Doesn’t sound so bad, right? Probably not. Although last minute changes can cause problems in a real estate transaction. They can even cause the transaction to come apart. Imagine for a minute that you are selling your home. You have completed everything that has been asked of you and it is the week of your upcoming move. Then at the last minute, your buyer’s lender must redisclose a change in the buyer’s costs thus delaying the closing date. You have movers scheduled. All of your utilities are scheduled for transfer. And the seller of the home you are purchasing is counting on the funds from their sale to purchase a new home. Can you see how this could get messy pretty quickly?

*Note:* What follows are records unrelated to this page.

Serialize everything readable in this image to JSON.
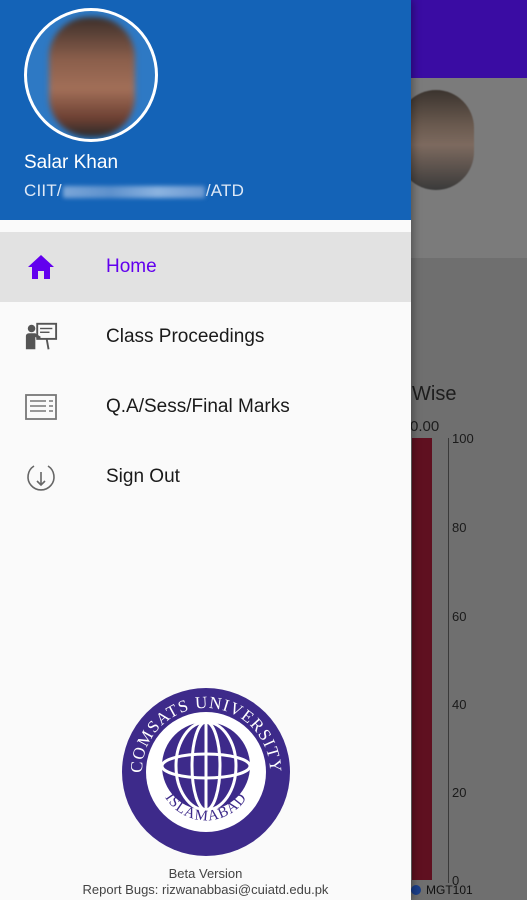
{
  "profile": {
    "name": "Salar Khan",
    "id_prefix": "CIIT/",
    "id_suffix": "/ATD"
  },
  "menu": [
    {
      "label": "Home",
      "icon": "home-icon",
      "active": true
    },
    {
      "label": "Class Proceedings",
      "icon": "teacher-board-icon",
      "active": false
    },
    {
      "label": "Q.A/Sess/Final Marks",
      "icon": "marks-sheet-icon",
      "active": false
    },
    {
      "label": "Sign Out",
      "icon": "sign-out-icon",
      "active": false
    }
  ],
  "logo": {
    "top_text": "COMSATS UNIVERSITY",
    "bottom_text": "ISLAMABAD"
  },
  "footer": {
    "beta": "Beta Version",
    "bugs": "Report Bugs: rizwanabbasi@cuiatd.edu.pk"
  },
  "background": {
    "chart_title_fragment": "Wise",
    "value_fragment": "0.00",
    "y_ticks": [
      "100",
      "80",
      "60",
      "40",
      "20",
      "0"
    ],
    "legend": "MGT101"
  },
  "colors": {
    "header_blue": "#1463b7",
    "accent_purple": "#6200ee",
    "topbar": "#3a0ca3"
  }
}
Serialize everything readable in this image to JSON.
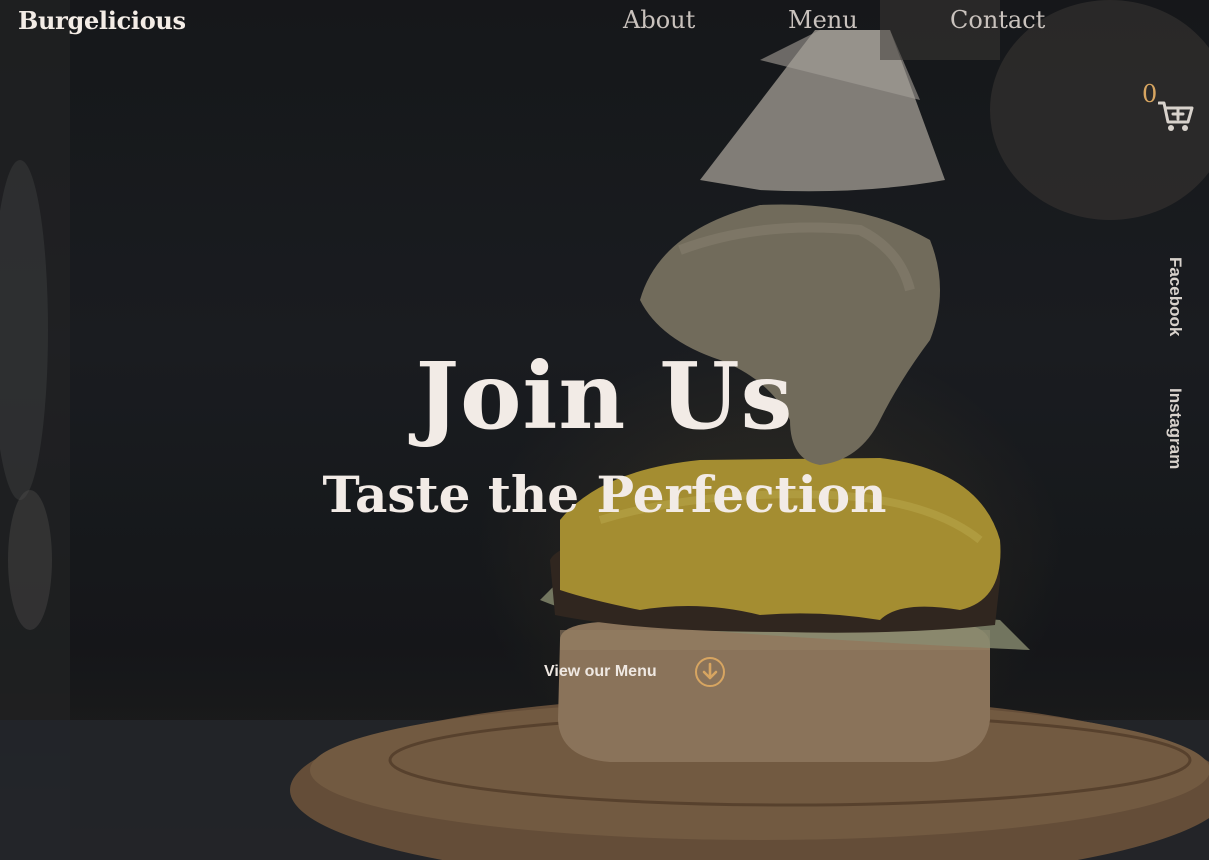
{
  "header": {
    "logo": "Burgelicious",
    "nav": [
      {
        "label": "About"
      },
      {
        "label": "Menu"
      },
      {
        "label": "Contact"
      }
    ]
  },
  "cart": {
    "count": "0",
    "icon": "cart-plus-icon"
  },
  "social": [
    {
      "label": "Facebook"
    },
    {
      "label": "Instagram"
    }
  ],
  "hero": {
    "title": "Join Us",
    "subtitle": "Taste the Perfection",
    "cta_label": "View our Menu",
    "cta_icon": "arrow-down-circle-icon"
  },
  "colors": {
    "accent": "#d7a561",
    "text_light": "#f2ebe6",
    "nav_text": "#c9c2bd"
  }
}
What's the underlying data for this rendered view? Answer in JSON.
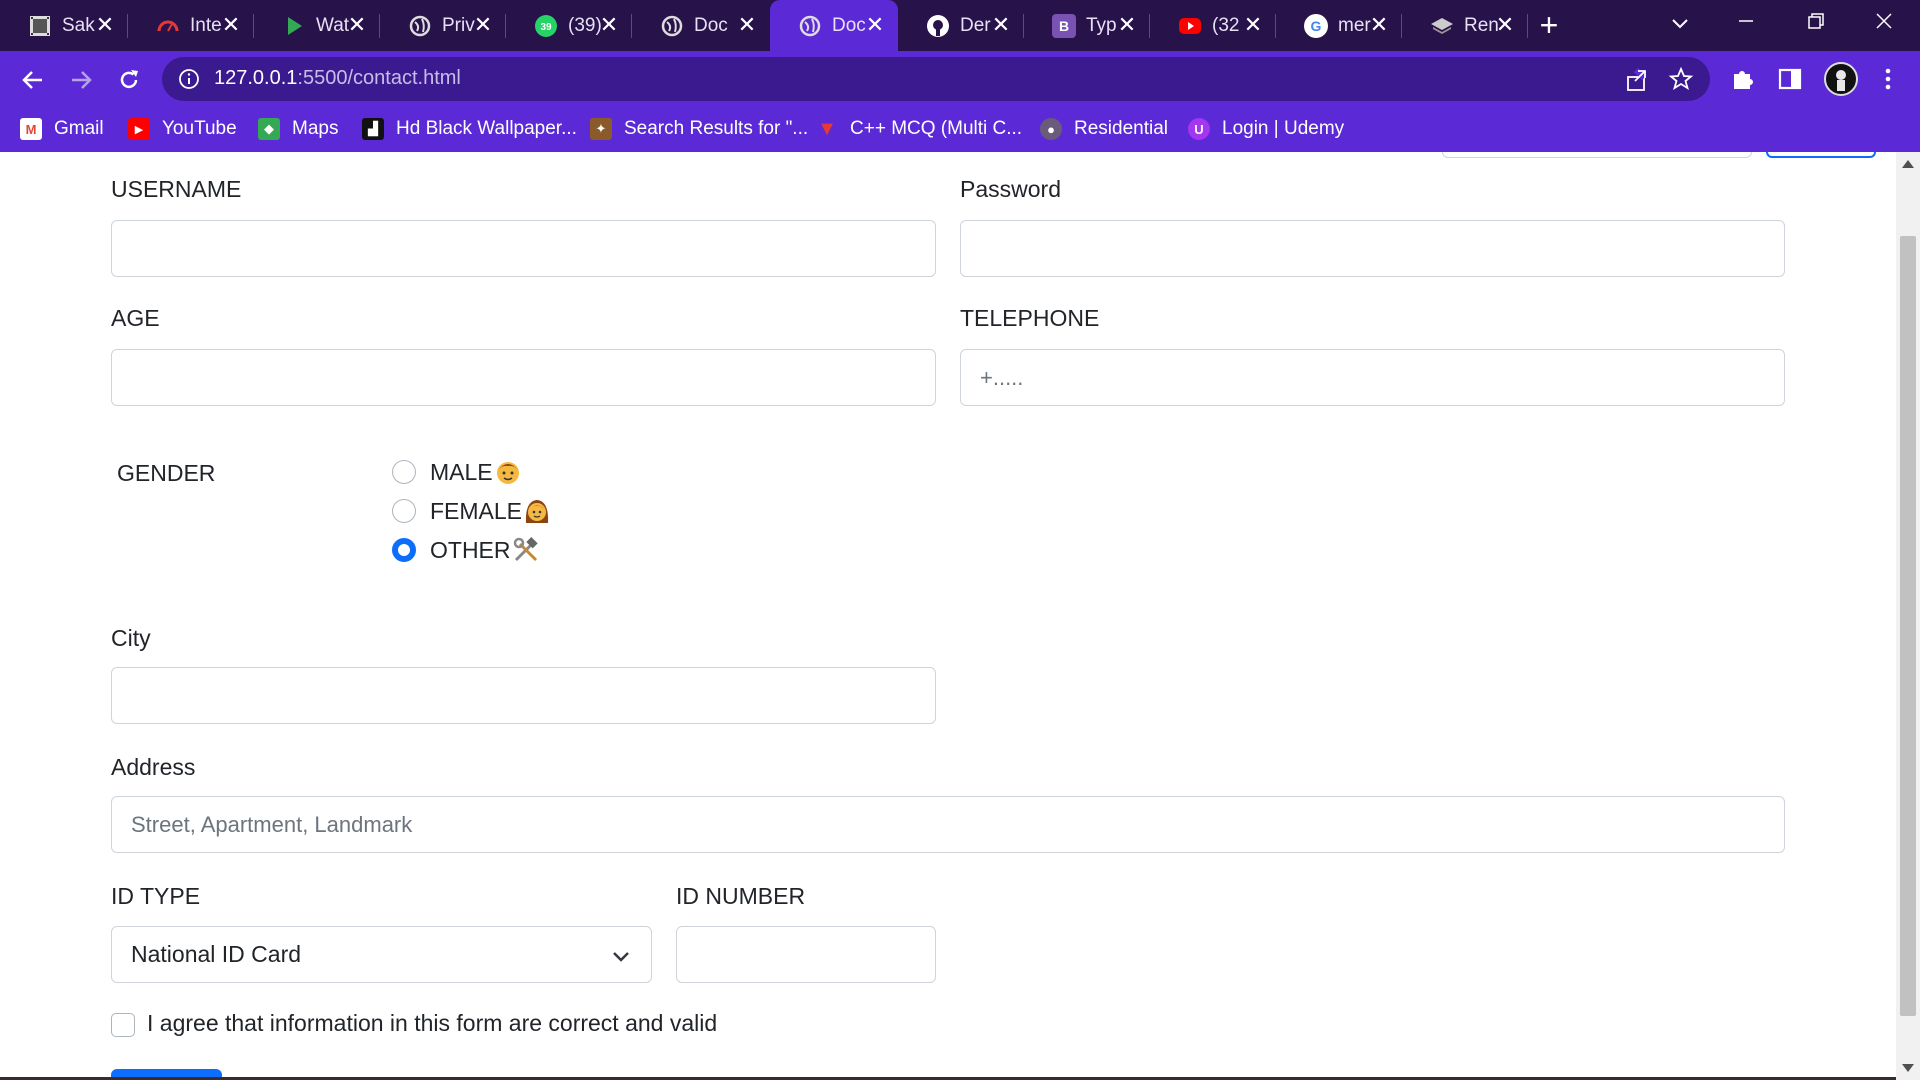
{
  "tabs": [
    {
      "title": "Sak",
      "icon": "film-icon",
      "color": "#3b3b3b"
    },
    {
      "title": "Inte",
      "icon": "speedometer-icon",
      "color": "#e53935"
    },
    {
      "title": "Wat",
      "icon": "play-icon",
      "color": "#34a853"
    },
    {
      "title": "Priv",
      "icon": "globe-icon",
      "color": "#dddddd"
    },
    {
      "title": "(39)",
      "icon": "whatsapp-icon",
      "color": "#25d366",
      "badge": "39"
    },
    {
      "title": "Doc",
      "icon": "globe-icon",
      "color": "#dddddd"
    },
    {
      "title": "Doc",
      "icon": "globe-icon",
      "color": "#dddddd",
      "active": true
    },
    {
      "title": "Der",
      "icon": "github-icon",
      "color": "#ffffff"
    },
    {
      "title": "Typ",
      "icon": "bootstrap-icon",
      "color": "#7952b3",
      "letter": "B"
    },
    {
      "title": "(32",
      "icon": "youtube-icon",
      "color": "#ff0000"
    },
    {
      "title": "mer",
      "icon": "google-icon",
      "color": "#ffffff",
      "letter": "G"
    },
    {
      "title": "Ren",
      "icon": "layers-icon",
      "color": "#cccccc"
    }
  ],
  "address_bar": {
    "host": "127.0.0.1",
    "path": ":5500/contact.html"
  },
  "bookmarks": [
    {
      "label": "Gmail",
      "icon": "gmail-icon",
      "color": "#ea4335",
      "letter": "M"
    },
    {
      "label": "YouTube",
      "icon": "youtube-icon",
      "color": "#ff0000",
      "letter": "▶"
    },
    {
      "label": "Maps",
      "icon": "maps-icon",
      "color": "#34a853",
      "letter": "◆"
    },
    {
      "label": "Hd Black Wallpaper...",
      "icon": "wallpaper-icon",
      "color": "#111111",
      "letter": "▟"
    },
    {
      "label": "Search Results for \"...",
      "icon": "search-result-icon",
      "color": "#8a5a2b",
      "letter": "✦"
    },
    {
      "label": "C++ MCQ (Multi C...",
      "icon": "mcq-icon",
      "color": "#e53935",
      "letter": "▼"
    },
    {
      "label": "Residential",
      "icon": "residential-icon",
      "color": "#6b5b7b",
      "letter": "●"
    },
    {
      "label": "Login | Udemy",
      "icon": "udemy-icon",
      "color": "#a435f0",
      "letter": "U"
    }
  ],
  "form": {
    "username_label": "USERNAME",
    "password_label": "Password",
    "age_label": "AGE",
    "telephone_label": "TELEPHONE",
    "telephone_placeholder": "+.....",
    "gender_label": "GENDER",
    "gender_options": [
      {
        "label": "MALE",
        "emoji": "boy-emoji-icon",
        "checked": false
      },
      {
        "label": "FEMALE",
        "emoji": "woman-emoji-icon",
        "checked": false
      },
      {
        "label": "OTHER",
        "emoji": "tools-emoji-icon",
        "checked": true
      }
    ],
    "city_label": "City",
    "address_label": "Address",
    "address_placeholder": "Street, Apartment, Landmark",
    "id_type_label": "ID TYPE",
    "id_type_value": "National ID Card",
    "id_number_label": "ID NUMBER",
    "agree_label": "I agree that information in this form are correct and valid"
  },
  "colors": {
    "tabbar": "#28124a",
    "toolbar": "#5b2ad6",
    "accent": "#0d6efd"
  }
}
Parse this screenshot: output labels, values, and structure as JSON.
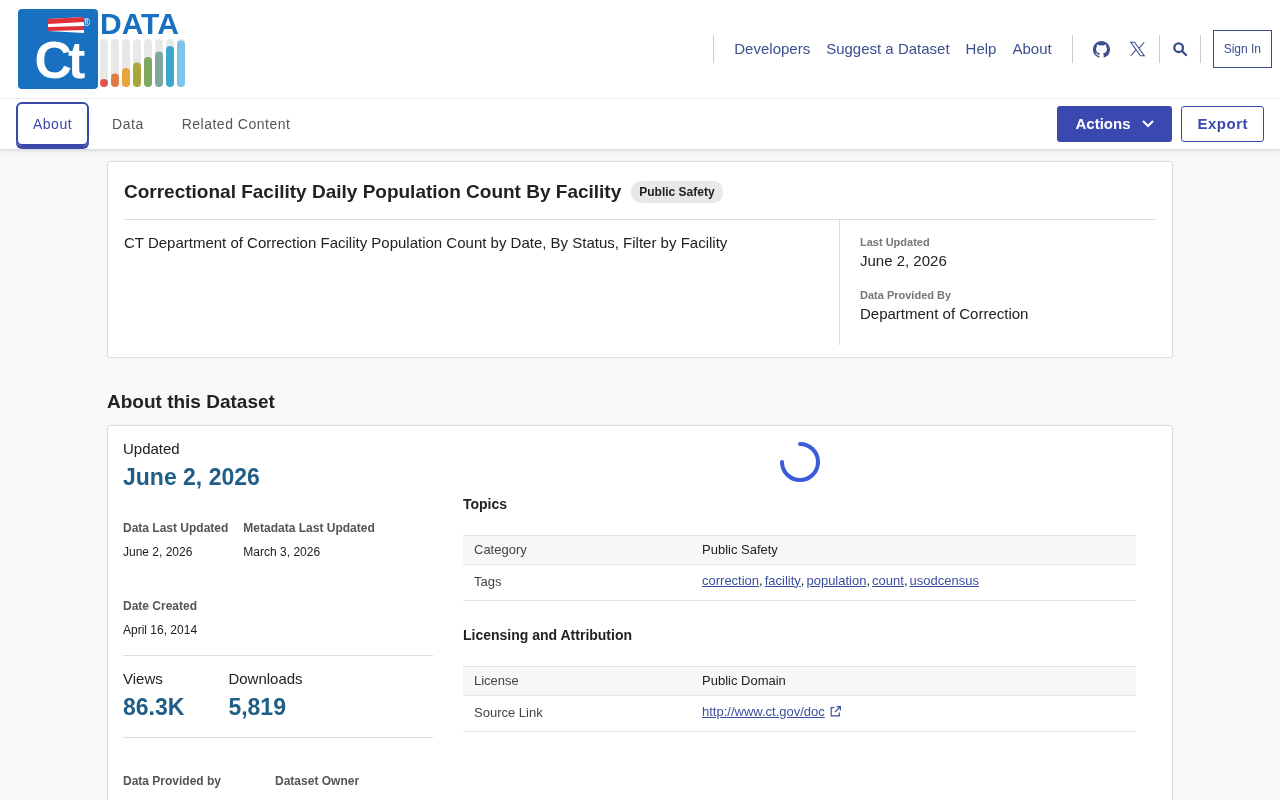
{
  "logo": {
    "mark": "Ct",
    "registered": "®",
    "wordmark": "DATA"
  },
  "header_nav": [
    "Developers",
    "Suggest a Dataset",
    "Help",
    "About"
  ],
  "sign_in": "Sign In",
  "tabs": [
    {
      "label": "About",
      "selected": true
    },
    {
      "label": "Data",
      "selected": false
    },
    {
      "label": "Related Content",
      "selected": false
    }
  ],
  "actions_button": "Actions",
  "export_button": "Export",
  "dataset": {
    "title": "Correctional Facility Daily Population Count By Facility",
    "category_badge": "Public Safety",
    "description": "CT Department of Correction Facility Population Count by Date, By Status, Filter by Facility",
    "meta": [
      {
        "label": "Last Updated",
        "value": "June 2, 2026"
      },
      {
        "label": "Data Provided By",
        "value": "Department of Correction"
      }
    ]
  },
  "about": {
    "heading": "About this Dataset",
    "updated_label": "Updated",
    "updated_value": "June 2, 2026",
    "dates": [
      {
        "label": "Data Last Updated",
        "value": "June 2, 2026"
      },
      {
        "label": "Metadata Last Updated",
        "value": "March 3, 2026"
      }
    ],
    "date_created": {
      "label": "Date Created",
      "value": "April 16, 2014"
    },
    "stats": [
      {
        "label": "Views",
        "value": "86.3K"
      },
      {
        "label": "Downloads",
        "value": "5,819"
      }
    ],
    "people_labels": [
      "Data Provided by",
      "Dataset Owner"
    ],
    "sections": [
      {
        "title": "Topics",
        "rows": [
          {
            "kind": "text",
            "label": "Category",
            "value": "Public Safety"
          },
          {
            "kind": "tags",
            "label": "Tags",
            "tags": [
              "correction",
              "facility",
              "population",
              "count",
              "usodcensus"
            ],
            "separator": ","
          }
        ]
      },
      {
        "title": "Licensing and Attribution",
        "rows": [
          {
            "kind": "text",
            "label": "License",
            "value": "Public Domain"
          },
          {
            "kind": "link",
            "label": "Source Link",
            "value": "http://www.ct.gov/doc"
          }
        ]
      }
    ]
  }
}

Or let’s say you are a buyer out there in today’s market and you are ready to compete for a home. A great home comes on the market and you write an offer. A strong offer. But the seller needs a 30-day closing and your lender cannot accomplish that timeline due to TRID. It is already hard to compete against a cash offer. It may be even harder now because cash buyers may be the only ones who can accomplish a 30-day or less closing.

Although the new TRID regulation will cause some challenges, lenders and title companies have been aware of this new regulation since the fourth quarter of 2014. Therefore, they should be prepared. The new regulation was scheduled to start as of Aug. 1, 2015. However, the CFPB announced this week that they would be delaying the roll out until Oct. 1, 2015.

“We made this decision to correct an administrative error that we just discovered in meeting the requirements under federal law, which would have delayed the effective date of the rule by two weeks,” said CFPB Director Richard Cordray. “We further believe that the additional time included in the proposed effective date would better accommodate the interests of the many consumers and providers whose families will be busy with the transition to the new school year at that time.”

Isn’t that sweet.

As you are making real estate plans for the future, please take into account the additional time that it may require to get to the closing table. It may also require a little patience as well.